Microsoft CEO Satya Nadella used his Build 2016 keynote to suggest a new road to what he calls a “more personal computing,” suggesting we need to think of "conversations as a platform" and interact with sites and services beyond the traditional app and Web browser.
Key to that new platform are a new generation of conversational apps built on many years of computing research, called “bots.”
While the experimental Tay bot Microsoft unleashed on Twitter last week may have been a failure, general-purpose chat bots are increasingly powerful tools that provide interactive services on platforms such as WeChat, Slack, and soon on Skype. Instead of going to a Web page to order pizza, you’ll converse with a Domino’s bot. Or instead of slogging through flight times, you'll be getting flight information from a Delta or United bot.
Building with the Bot Framework
Ubiquitous computing researchers have long focused on the idea of the agent: Software that will complete tasks on behalf of users. While bots as they stand are much simpler than an agent, they’re tools that can work in conjunction with smarter, more personal software such as Microsoft's Cortana. That also means bots are meant to be quick and easy to build and deploy, which is where Microsoft’s new Bot Framework comes in.
Designed to be cross-platform, the Bot Framework has its own developer portal. You can quickly sign up and register existing bots to use the portal's back-end services, or build and deploy your own bots from scratch. Bots can be built to work with a wide selection of endpoints, including SMS messaging, so your app can be connected to an ancient Nokia mobile phone running on a 2G network somewhere in a developing country, extending reach well beyond the bounds of the Internet.
At the heart of the Bot Framework is the Bot Connector, which handles connections to channels, as well as cloud storage for state and session tracking. Bots themselves are written using an open source Bot Builder SDK for C# and Node.js, with the SDK hosted on GitHub (though if you have an accessible REST endpoint, you can use any language you like). Finally, registered bots are listed in a public directory, which includes a scratchpad chat service where users can try them out.
Bots are, at heart, chat engines, taking and parsing messages from a user and responding appropriately. For example, a food-ordering bot will take an order, acknowledge it, and pass the order onto an e-commerce system, along with a user’s credentials to approve payment. Developers can use a local emulator to get started, with no need to connect to the cloud service. You’ll need to build a series of call/response pairs to handle chitchat with a user, either looking for simple strings or by using machine learning tools to work with natural language responses.
A bot bestiary
The simplest bots are scripted and will be very familiar to anyone who’s built a bot for IRC or for a chat service like AIM. They behave and operate much like interactive voice response services over the phone (and could quickly be repurposed from existing voice and touch-tone-driven systems).

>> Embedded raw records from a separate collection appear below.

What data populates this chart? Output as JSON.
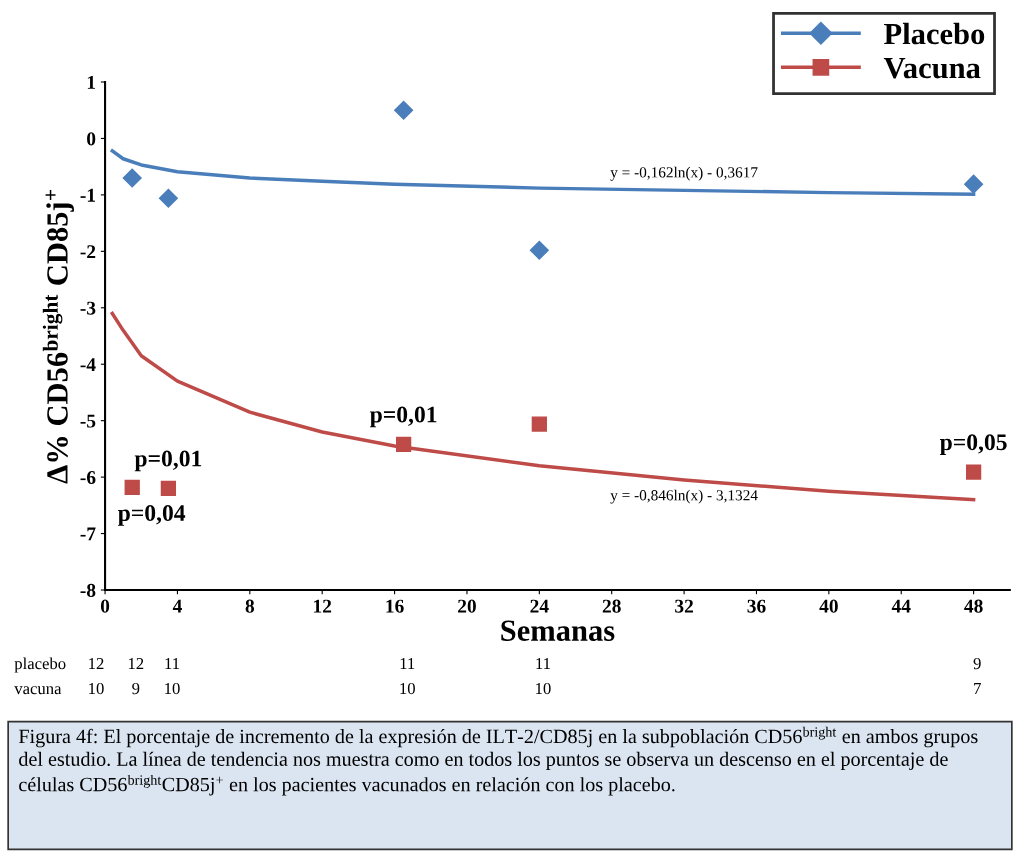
{
  "chart_data": {
    "type": "scatter",
    "xlabel": "Semanas",
    "ylabel": "Δ% CD56$^{bright}$ CD85j$^{+}$",
    "xlim": [
      0,
      50
    ],
    "xticks": [
      0,
      4,
      8,
      12,
      16,
      20,
      24,
      28,
      32,
      36,
      40,
      44,
      48
    ],
    "ylim": [
      -8,
      1
    ],
    "yticks": [
      -8,
      -7,
      -6,
      -5,
      -4,
      -3,
      -2,
      -1,
      0,
      1
    ],
    "grid": false,
    "legend": "top right",
    "series": [
      {
        "name": "Placebo",
        "marker": "diamond",
        "color": "#4a7ebb",
        "x": [
          1.5,
          3.5,
          16.5,
          24,
          48
        ],
        "values": [
          -0.7,
          -1.06,
          0.5,
          -1.98,
          -0.81
        ]
      },
      {
        "name": "Vacuna",
        "marker": "square",
        "color": "#be4b48",
        "x": [
          1.5,
          3.5,
          16.5,
          24,
          48
        ],
        "values": [
          -6.18,
          -6.2,
          -5.42,
          -5.06,
          -5.91
        ]
      },
      {
        "type": "line",
        "marker": "none",
        "color": "#4a7ebb",
        "x": [
          0.4,
          1,
          2,
          4,
          8,
          12,
          16,
          24,
          32,
          40,
          48
        ],
        "values": [
          -0.22,
          -0.36,
          -0.47,
          -0.59,
          -0.7,
          -0.76,
          -0.81,
          -0.88,
          -0.92,
          -0.96,
          -0.99
        ]
      },
      {
        "type": "line",
        "marker": "none",
        "color": "#be4b48",
        "x": [
          0.4,
          1,
          2,
          4,
          8,
          12,
          16,
          24,
          32,
          40,
          48
        ],
        "values": [
          -3.1,
          -3.4,
          -3.85,
          -4.3,
          -4.85,
          -5.2,
          -5.45,
          -5.8,
          -6.05,
          -6.25,
          -6.4
        ]
      }
    ],
    "annotations": [
      {
        "text": "p=0,04",
        "x": 1.5,
        "y": -6.18
      },
      {
        "text": "p=0,01",
        "x": 3.5,
        "y": -6.2
      },
      {
        "text": "p=0,01",
        "x": 16.5,
        "y": -5.42
      },
      {
        "text": "p=0,05",
        "x": 48,
        "y": -5.91
      },
      "y = -0,162ln(x) - 0,3617",
      "y = -0,846ln(x) - 3,1324",
      "placebo",
      "12",
      "12",
      "11",
      "11",
      "11",
      "9",
      "vacuna",
      "10",
      "9",
      "10",
      "10",
      "10",
      "7",
      "Figura 4f: El porcentaje de incremento de la expresión de ILT-2/CD85j en la subpoblación CD56$^{bright}$ en ambos grupos del estudio. La línea de tendencia nos muestra como en todos los puntos se observa un descenso en el porcentaje de células CD56$^{bright}$CD85j$^{+}$ en los pacientes vacunados en relación con los placebo."
    ]
  }
}
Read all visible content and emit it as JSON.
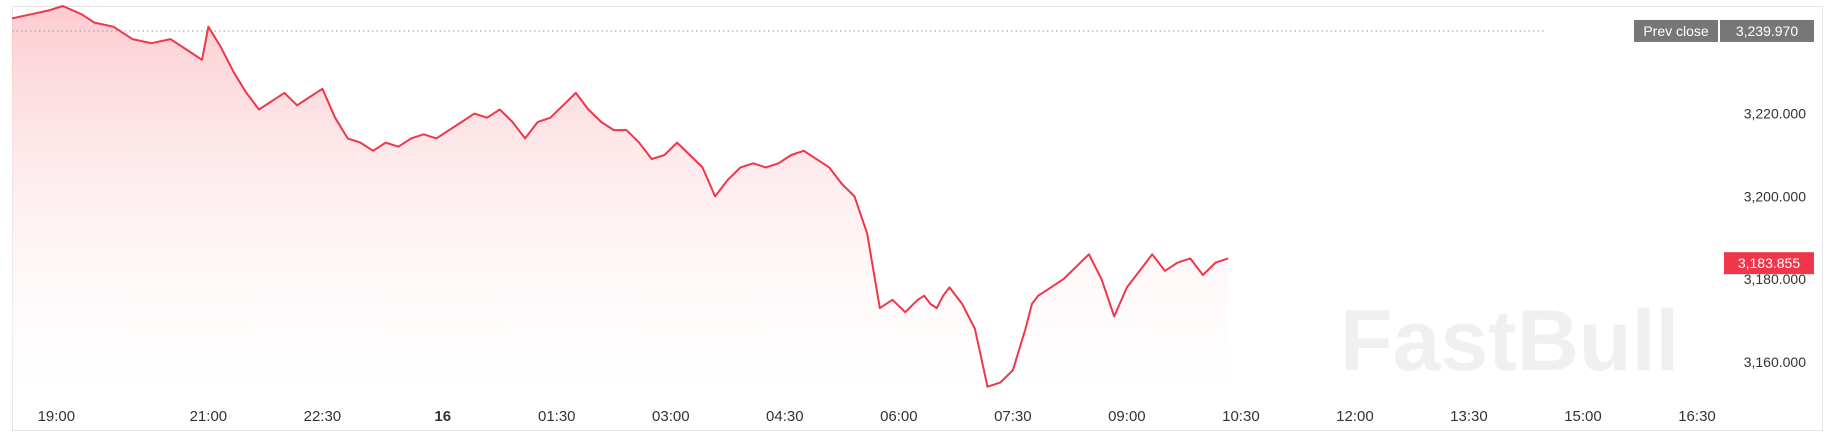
{
  "watermark": "FastBull",
  "chart_data": {
    "type": "area",
    "title": "",
    "xlabel": "",
    "ylabel": "",
    "ylim": [
      3152,
      3246
    ],
    "y_ticks": [
      3220,
      3200,
      3180,
      3160
    ],
    "y_tick_labels": [
      "3,220.000",
      "3,200.000",
      "3,180.000",
      "3,160.000"
    ],
    "x_ticks": [
      "19:00",
      "21:00",
      "22:30",
      "16",
      "01:30",
      "03:00",
      "04:30",
      "06:00",
      "07:30",
      "09:00",
      "10:30",
      "12:00",
      "13:30",
      "15:00",
      "16:30"
    ],
    "x_tick_values": [
      -5,
      115,
      205,
      300,
      390,
      480,
      570,
      660,
      750,
      840,
      930,
      1020,
      1110,
      1200,
      1290
    ],
    "xlim": [
      -40,
      1320
    ],
    "prev_close": {
      "label": "Prev close",
      "value": 3239.97,
      "value_label": "3,239.970"
    },
    "last": {
      "value": 3183.855,
      "value_label": "3,183.855"
    },
    "colors": {
      "line": "#f0364a",
      "area_top": "#fbc6cb",
      "prev_tag": "#777777",
      "last_tag": "#f0364a"
    },
    "series": [
      {
        "x": [
          -40,
          -25,
          -10,
          0,
          15,
          25,
          40,
          55,
          70,
          85,
          100,
          110,
          115,
          125,
          135,
          145,
          155,
          165,
          175,
          185,
          195,
          205,
          215,
          225,
          235,
          245,
          255,
          265,
          275,
          285,
          295,
          305,
          315,
          325,
          335,
          345,
          355,
          365,
          375,
          385,
          395,
          405,
          415,
          425,
          435,
          445,
          455,
          465,
          475,
          485,
          495,
          505,
          515,
          525,
          535,
          545,
          555,
          565,
          575,
          585,
          595,
          605,
          615,
          625,
          635,
          645,
          655,
          665,
          675,
          680,
          685,
          690,
          695,
          700,
          710,
          720,
          730,
          740,
          750,
          755,
          760,
          765,
          770,
          780,
          790,
          800,
          810,
          820,
          830,
          840,
          850,
          860,
          870,
          880,
          890,
          900,
          910,
          920
        ],
        "y": [
          3243,
          3244,
          3245,
          3246,
          3244,
          3242,
          3241,
          3238,
          3237,
          3238,
          3235,
          3233,
          3241,
          3236,
          3230,
          3225,
          3221,
          3223,
          3225,
          3222,
          3224,
          3226,
          3219,
          3214,
          3213,
          3211,
          3213,
          3212,
          3214,
          3215,
          3214,
          3216,
          3218,
          3220,
          3219,
          3221,
          3218,
          3214,
          3218,
          3219,
          3222,
          3225,
          3221,
          3218,
          3216,
          3216,
          3213,
          3209,
          3210,
          3213,
          3210,
          3207,
          3200,
          3204,
          3207,
          3208,
          3207,
          3208,
          3210,
          3211,
          3209,
          3207,
          3203,
          3200,
          3191,
          3173,
          3175,
          3172,
          3175,
          3176,
          3174,
          3173,
          3176,
          3178,
          3174,
          3168,
          3154,
          3155,
          3158,
          3163,
          3168,
          3174,
          3176,
          3178,
          3180,
          3183,
          3186,
          3180,
          3171,
          3178,
          3182,
          3186,
          3182,
          3184,
          3185,
          3181,
          3184,
          3185
        ]
      }
    ]
  }
}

More complex bots will take advantage of the explosion of machine learning-powered AI systems, with Microsoft providing tools to help refine understanding of user content. An onstage demo showed a food-ordering app being trained to recognize the phrase “my crib” as referring to a user’s home address.
More complex bots can be built on top of a range of cognitive services Microsoft has been working on over the last year or so. Cortana Analytics builds on Azure’s Machine Learning platform to give you quick API access to common machine learning algorithms. That runs alongside its Cognitive Services microservices, a set of focused APIs for specific machine learning scenarios. Originally named Project Oxford, the Cognitive Services tools now include 22 different REST APIs for speech, natural language, vision, and search.

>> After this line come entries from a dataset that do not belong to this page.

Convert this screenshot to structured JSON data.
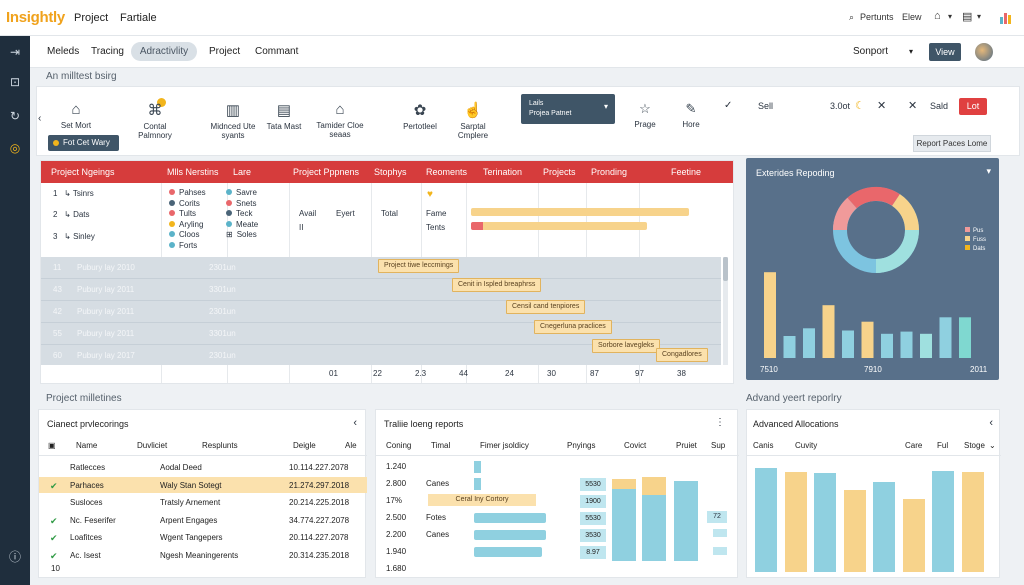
{
  "app": {
    "logo": "Insightly",
    "nav": [
      "Project",
      "Fartiale"
    ]
  },
  "top_right": {
    "search_label": "Pertunts",
    "view_label": "Elew"
  },
  "menubar": {
    "items": [
      "Meleds",
      "Tracing",
      "Adractivlity",
      "Project",
      "Commant"
    ],
    "support": "Sonport",
    "view_button": "View"
  },
  "subheader": "An milltest bsirg",
  "toolbar": {
    "items": [
      {
        "icon": "home-icon",
        "label": "Set Mort"
      },
      {
        "icon": "pin-icon",
        "label": "Contal Palmnory"
      },
      {
        "icon": "chart-icon",
        "label": "Midnced Ute syants"
      },
      {
        "icon": "document-icon",
        "label": "Tata Mast"
      },
      {
        "icon": "building-icon",
        "label": "Tamider Cloe seaas"
      },
      {
        "icon": "settings-icon",
        "label": "Pertotleel"
      },
      {
        "icon": "hand-icon",
        "label": "Sarptal Cmplere"
      }
    ],
    "feature_button": "Fot Cet Wary",
    "dropdown_line1": "Lails",
    "dropdown_line2": "Projea Patnet",
    "right_items": [
      {
        "label": "Prage"
      },
      {
        "label": "Hore"
      }
    ],
    "sell": "Sell",
    "sell_value": "3.0ot",
    "sald": "Sald",
    "red_button": "Lot",
    "report_button": "Report Paces Lome"
  },
  "gantt": {
    "headers": [
      "Project Ngeings",
      "Mlls Nerstins",
      "Lare",
      "Project Pppnens",
      "Stophys",
      "Reoments",
      "Terination",
      "Projects",
      "Pronding",
      "Feetine"
    ],
    "tasks": [
      {
        "num": "1",
        "label": "Tsinrs"
      },
      {
        "num": "2",
        "label": "Dats"
      },
      {
        "num": "3",
        "label": "Sinley"
      }
    ],
    "legend": [
      {
        "label": "Pahses",
        "color": "#e9676b"
      },
      {
        "label": "Corits",
        "color": "#4a6478"
      },
      {
        "label": "Tults",
        "color": "#e9676b"
      },
      {
        "label": "Aryling",
        "color": "#f2b51c"
      },
      {
        "label": "Cloos",
        "color": "#5bb3c9"
      },
      {
        "label": "Forts",
        "color": "#5bb3c9"
      }
    ],
    "legend2": [
      {
        "label": "Savre",
        "color": "#5bb3c9"
      },
      {
        "label": "Snets",
        "color": "#e9676b"
      },
      {
        "label": "Teck",
        "color": "#4a6478"
      },
      {
        "label": "Meate",
        "color": "#5bb3c9"
      },
      {
        "label": "Soles",
        "color": "#4a6478"
      }
    ],
    "mid": {
      "avail": "Avail",
      "ii": "II",
      "expert": "Eyert",
      "total": "Total",
      "fame": "Fame",
      "tents": "Tents"
    },
    "dark_rows": [
      {
        "num": "11",
        "name": "Pubury lay 2010",
        "val": "2301un"
      },
      {
        "num": "43",
        "name": "Pubury lay 2011",
        "val": "3301un"
      },
      {
        "num": "42",
        "name": "Pubury lay 2011",
        "val": "2301un"
      },
      {
        "num": "55",
        "name": "Pubury lay 2011",
        "val": "3301un"
      },
      {
        "num": "60",
        "name": "Pubury lay 2017",
        "val": "2301un"
      }
    ],
    "tags": [
      "Project tiwe leccmings",
      "Cenit in Ispled breaphrss",
      "Censil cand tenpiores",
      "Cnegerluna praclices",
      "Sorbore lavegleks",
      "Congadlores"
    ],
    "axis": [
      "01",
      "22",
      "2.3",
      "44",
      "24",
      "30",
      "87",
      "97",
      "38"
    ],
    "bar_progress": [
      0.88,
      0.71
    ]
  },
  "chart_panel": {
    "title": "Exterides Repoding",
    "legend": [
      "Pus",
      "Fuss",
      "Dats"
    ],
    "bars": [
      0.78,
      0.2,
      0.27,
      0.48,
      0.25,
      0.33,
      0.22,
      0.24,
      0.22,
      0.37,
      0.37
    ],
    "x_labels": [
      "7510",
      "7910",
      "2011"
    ]
  },
  "bottom": {
    "section_title": "Project milletines",
    "advanced_title": "Advand yeert reporlry",
    "card1": {
      "title": "Cianect prvlecorings",
      "headers": [
        "Name",
        "Duvliciet",
        "Resplunts",
        "Deigle",
        "Ale"
      ],
      "rows": [
        {
          "check": "",
          "name": "Ratlecces",
          "b": "Aodal Deed",
          "c": "10.114.227.2078"
        },
        {
          "check": "✔",
          "name": "Parhaces",
          "b": "Waly Stan Sotegt",
          "c": "21.274.297.2018"
        },
        {
          "check": "",
          "name": "Susloces",
          "b": "Tratsly Arnement",
          "c": "20.214.225.2018"
        },
        {
          "check": "✔",
          "name": "Nc. Feserifer",
          "b": "Arpent Engages",
          "c": "34.774.227.2078"
        },
        {
          "check": "✔",
          "name": "Loafitces",
          "b": "Wgent Tangepers",
          "c": "20.114.227.2078"
        },
        {
          "check": "✔",
          "name": "Ac. Isest",
          "b": "Ngesh Meaningerents",
          "c": "20.314.235.2018"
        }
      ],
      "footer": "10"
    },
    "card2": {
      "title": "Traliie loeng reports",
      "headers": [
        "Coning",
        "Timal",
        "Fimer jsoldicy",
        "Pnyings",
        "Covict",
        "Pruiet",
        "Sup"
      ],
      "rows": [
        {
          "a": "1.240",
          "b": "",
          "badge": ""
        },
        {
          "a": "2.800",
          "b": "Canes",
          "badge": "5530"
        },
        {
          "a": "17%",
          "b": "",
          "badge": "1900"
        },
        {
          "a": "2.500",
          "b": "Fotes",
          "badge": "5530"
        },
        {
          "a": "2.200",
          "b": "Canes",
          "badge": "3530"
        },
        {
          "a": "1.940",
          "b": "",
          "badge": "8.97"
        },
        {
          "a": "1.680",
          "b": "",
          "badge": ""
        }
      ],
      "highlight": "Ceral Iny Cortory",
      "side_badge": "72",
      "stack_blue": [
        0.72,
        0.66,
        0.8
      ],
      "stack_yellow": [
        0.1,
        0.18,
        0
      ]
    },
    "card3": {
      "title": "Advanced Allocations",
      "headers": [
        "Canis",
        "Cuvity",
        "Care",
        "Ful",
        "Stoge"
      ],
      "bars": [
        0.93,
        0.89,
        0.88,
        0.73,
        0.8,
        0.65,
        0.9,
        0.89
      ]
    }
  },
  "colors": {
    "accent": "#f2b51c",
    "header_red": "#d63c3c",
    "navy": "#3f5567",
    "panel": "#58708a",
    "yellow": "#f7d38b",
    "blue": "#8fd0e0",
    "teal": "#7fd8d0"
  }
}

The Language Understanding Intelligent Service (LUIS) is a key tool for bot development, as it lets you build waterfall recognizers that can quickly help pinpoint user intent. It's an important feature when you’re building bots that need to work with a wide swath of the general public.
The power of conversation
APIs like these underpin conversational computing, as they enable developers to infer context from a range of different inputs. Being able to quickly see that someone is at a desk can help tailor responses and decisions, narrowing what could have been a wide decision tree and simplifying the code needed to deliver that conversational agent. Understanding the context a user is working in can quickly make a bot appear as a natural, more intelligent part of a user’s day-to-day life.

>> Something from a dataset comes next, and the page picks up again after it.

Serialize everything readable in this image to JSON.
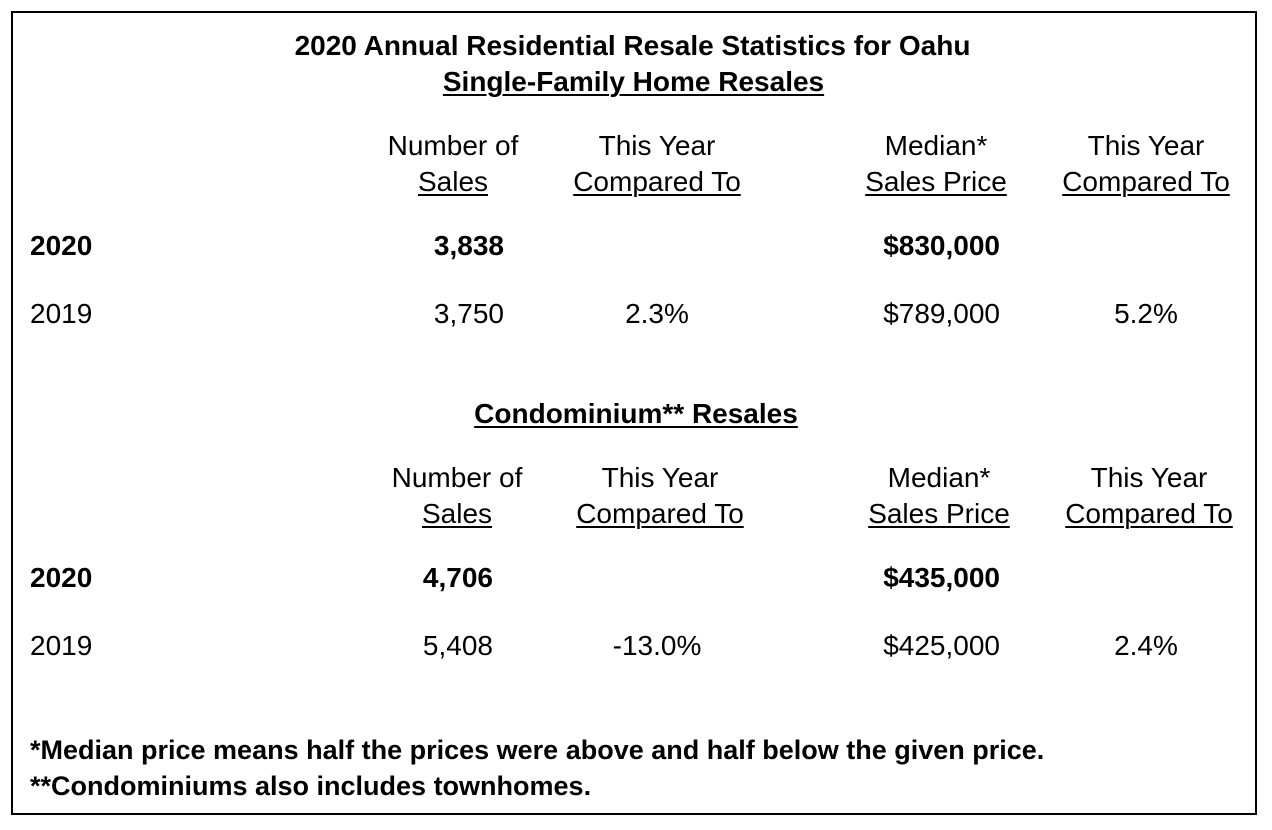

Perhaps the real power of this cognitive approach to computing can be encapsulated by the final demo of Satya Nadella’s section of the Build keynote, where a blind engineer has been able to use Cognitive Services vision and speech APIs to build an application that works with smart glasses to narrate the world. This gives him a set of tools that makes it easier to understand what is happening around him, from colleagues’ emotional responses about a presentation to a description that explains a random sound in the park.
Bots and "conversation as a service" are the foundation of a world of cognitive computing. But they bring to the table a set of ready-to-use tools that can expand our applications to a much wider audience. Satya Nadella’s first public speeches talked about a world of “ubiquitous computing and ambient intelligence.” Now, two years on, Microsoft is delivering on that vision.